There is a stark contrast between the earnings growth of the two groups. After a weak second quarter, the financial institutions have returned to a good level. The corresponding sub-index rose by 9.8 points to 111.6 points. The service providers, on the other hand, recorded a sharp decline of 11.3 points to 116.3 points. For the current quarter, both groups expect a slight decline in their earnings growth.
Investment volume down
Contrary to expectations, the growth in investment volume in product and process innovations at the financial institutions fell by 5.3 points to 110.8 points. This low level is expected to persist in the current quarter. The sub-index for the service providers also fell by 3.4 points, though at 118.9 points it still remains at its third-highest level since the surveys began in 2007. However, a further downturn is expected in the current quarter.
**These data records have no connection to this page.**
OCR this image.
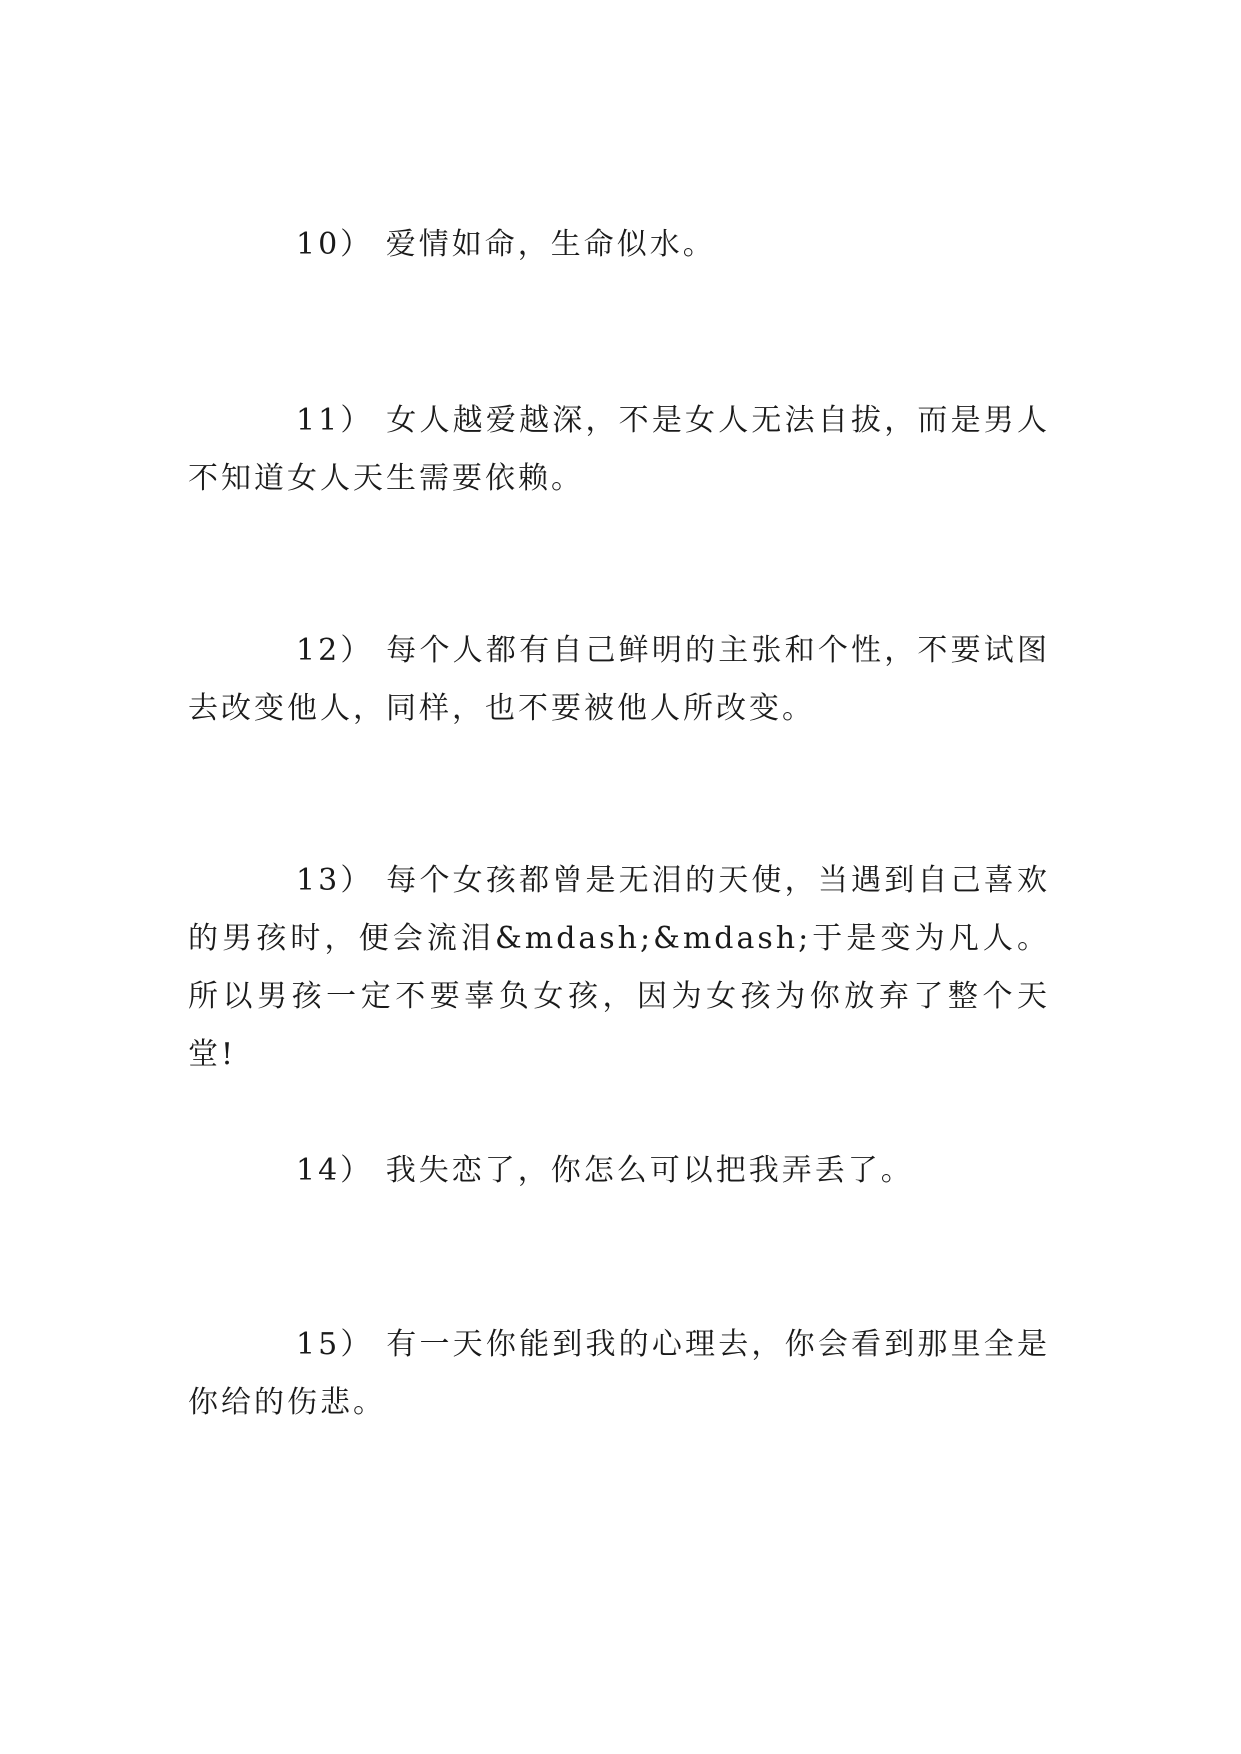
10） 爱情如命，生命似水。

11） 女人越爱越深，不是女人无法自拔，而是男人不知道女人天生需要依赖。

12） 每个人都有自己鲜明的主张和个性，不要试图去改变他人，同样，也不要被他人所改变。

13） 每个女孩都曾是无泪的天使，当遇到自己喜欢的男孩时，便会流泪&mdash;&mdash;于是变为凡人。所以男孩一定不要辜负女孩，因为女孩为你放弃了整个天堂!

14） 我失恋了，你怎么可以把我弄丢了。

15） 有一天你能到我的心理去，你会看到那里全是你给的伤悲。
Financial institutions show neutral sentiment on employee numbers
After the brief period of job cuts at the financial institutions in the second quarter, the employee numbers sub-index rises by 3.6 points and now signals a neutral sentiment at 100.1 points. As expected, the growth in employee numbers at the service providers has slowed. However, even after falling by 8.4 points, the corresponding sub-index remains at a good level of 117.9 points. As for the current quarter, the service providers expect employee growth to decline further, while the financial institutions are forecasting job cuts.